ECONOMIC SURVEY FY17 - NOTHING TO CHEER, NOTHING TO SCREAM

By Research Desk
about 8 years ago

 

By Ruma Dubey

So the Economic Survey FY17 has been tabled. What does this really mean for people like you and me? Realistically speaking, not much. The Survey is basically an economic synopsis of the year gone by – something like taking stock of the accounts of previous year before we embark on the accounts for the next year.

The Survey basically lets us know how the economy fared in the year gone by and to some extent, gives us possible policy actions required in the Budget, pertaining mainly to Govt finances, external trade, fiscal deficit; major macro-economic data.

This document is basically an annual statement which is put together by the Finance Ministry of India, showcasing the economic development during the course of the year. The draft of the survey is prepared by Department of Economic Affairs and cleared by Chief economic Advisor and the secretary Economic Affairs. The final version is vetted by Finance secretary and Finance Minister. The Union Budget is a statement for the future while the Economic Survey is a statement of the past fiscal.

This time around the Economic Survey projected an economic growth of 8% over the “next couple of years”. The overall mood of the Survey was very somber, not like the earlier one, which held the false promise of big bang reforms.

Here, the Survey talks about all the economic woes that we face – the global slowdown in demand, the falling crude oil prices, the declining exports, the stressed balance sheets of banks and corporate India, currency adjustments on account of China. Thus the underlying message which came across is that in FY17, growth could face considerable headwinds if global demand remains weak.

But when one reads the projections, it seems to belie all this and projects a picture of roses and cakes. Growth in FY16, despite all the circumstances is expected to be at 7-7.75%. The FM is confident that fiscal deficit will be fully met – 3.9% of GDP for FY16 and set the target of 3.5% for FY17. The FM also said that current account deficit is also likely to be more than fully finances via stable flows. The FY17 current account deficit is seen around 1-1.5% of GDP. The most “reassuring” statement of all – the Seventh Pay Commission will not destabilize prices.

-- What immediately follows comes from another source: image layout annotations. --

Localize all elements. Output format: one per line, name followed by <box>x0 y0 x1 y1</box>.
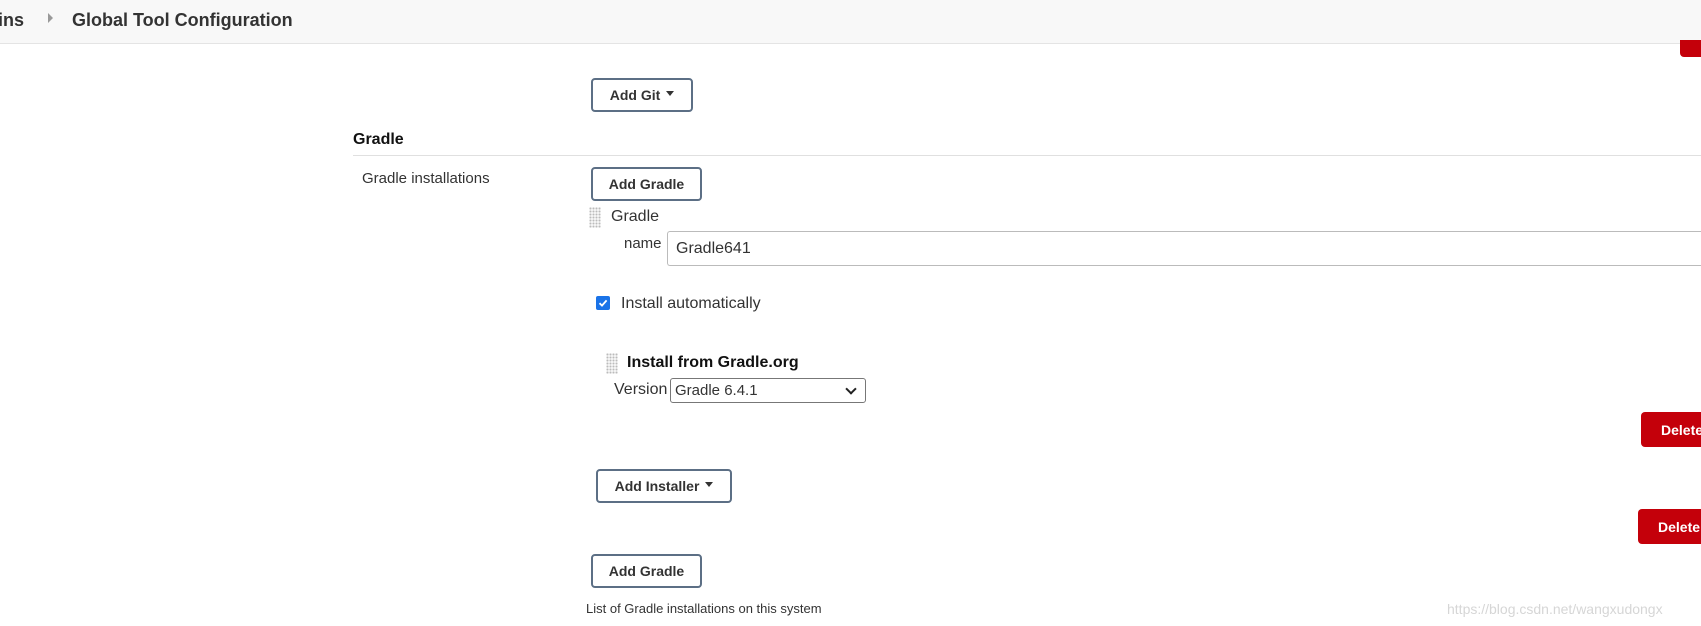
version-select-value: Gradle 6.4.1 <box>675 382 758 399</box>
drag-handle-icon[interactable] <box>589 207 601 228</box>
install-automatically-label: Install automatically <box>621 295 761 312</box>
delete-git-button-partial[interactable] <box>1680 40 1701 57</box>
add-installer-button[interactable]: Add Installer <box>596 469 732 503</box>
chevron-down-icon <box>845 383 857 395</box>
breadcrumb-separator-icon <box>48 13 53 23</box>
breadcrumb-item-current[interactable]: Global Tool Configuration <box>72 10 293 31</box>
add-installer-label: Add Installer <box>614 478 700 494</box>
installer-title: Install from Gradle.org <box>627 354 799 371</box>
delete-installer-label: Delete <box>1661 421 1701 438</box>
installer-drag-handle-icon[interactable] <box>606 353 618 374</box>
breadcrumb: ins Global Tool Configuration <box>0 0 1701 44</box>
gradle-item-header: Gradle <box>611 208 660 225</box>
delete-installer-button[interactable]: Delete <box>1641 412 1701 447</box>
delete-gradle-label: Delete <box>1658 518 1701 535</box>
add-gradle-button-top[interactable]: Add Gradle <box>591 167 702 201</box>
delete-gradle-button[interactable]: Delete <box>1638 509 1701 544</box>
name-label: name <box>624 235 662 252</box>
version-select[interactable]: Gradle 6.4.1 <box>670 378 866 403</box>
checkmark-icon <box>598 299 608 307</box>
breadcrumb-item-jenkins[interactable]: ins <box>0 10 24 31</box>
caret-down-icon <box>705 481 714 487</box>
gradle-name-input[interactable]: Gradle641 <box>667 231 1701 266</box>
gradle-installations-help-text: List of Gradle installations on this sys… <box>586 601 822 616</box>
gradle-installations-label: Gradle installations <box>362 170 490 187</box>
section-title-gradle: Gradle <box>353 131 404 148</box>
version-label-text: Version <box>614 381 668 398</box>
add-gradle-button-bottom[interactable]: Add Gradle <box>591 554 702 588</box>
caret-down-icon <box>666 90 675 96</box>
watermark-text: https://blog.csdn.net/wangxudongx <box>1447 601 1663 617</box>
add-git-label: Add Git <box>609 87 661 103</box>
section-divider <box>353 155 1701 156</box>
install-automatically-checkbox[interactable] <box>596 296 610 310</box>
add-git-button[interactable]: Add Git <box>591 78 693 112</box>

Another important aspect which we can infer from this Survey is that tax receipts will be the main source of revenue for the Govt. The FM proposes widening tax net from 5.5% of earning individuals to over 20%. As such we all are bracing ourselves for a 2% hike in service tax from 14% to 16%. So how will all these tax increases not stoke up inflation? If major salary hikes and doles are meted out, money has to come in from somewhere, isn’t it? Naturally, we all will pay the price.

Highlights of the Economic Survey:

  • Economy would grow 7-7.75% in the fiscal year to March 2017 with downside risks 
  • Current Account Deficit seen at 1-1.5% of GDP for FY17.
  • Fiscal deficit seen at 3.9% of GDP seems achievable
  • FY17 CPI Inflation seen in range of 4.5-5% 
  • Expect 8% Growth In Next Couple Of Years
  • To widen tax net from 5.5% of earning individuals to over 20%
  • Current A/c deficit likely to be more than fully financed via stable flows
  • Expect RBI to meet 5% inflation target by March 2017 
  • Exports slowdown may continue for a while before picking up in FY17 
  • The survey indicates that if recommendations of the 7th Pay Commission are implemented, it will complicate the FY17 fiscal task.
  • Low inflation has taken hold, confidence in price stability has improved
  • Gradual depreciation in rupee can be allowed if capital inflows are weak
  • India needs to prepare itself for a major currency readjustment in Asia in wake of a similar adjustment in China
  • Tax revenue expected to be higher than budgeted levels in FY15/16
  • Favours review and phasing out of tax exemptions
  • Estimated capital requirement for banks likely around Rs.1.8 trillion by FY19
  • Govt could sell off certain non financial companies to infuse capital in state-run banks
  • To make available Rs.70,000 crore via budgetary allocations during current, succeeding years in banks.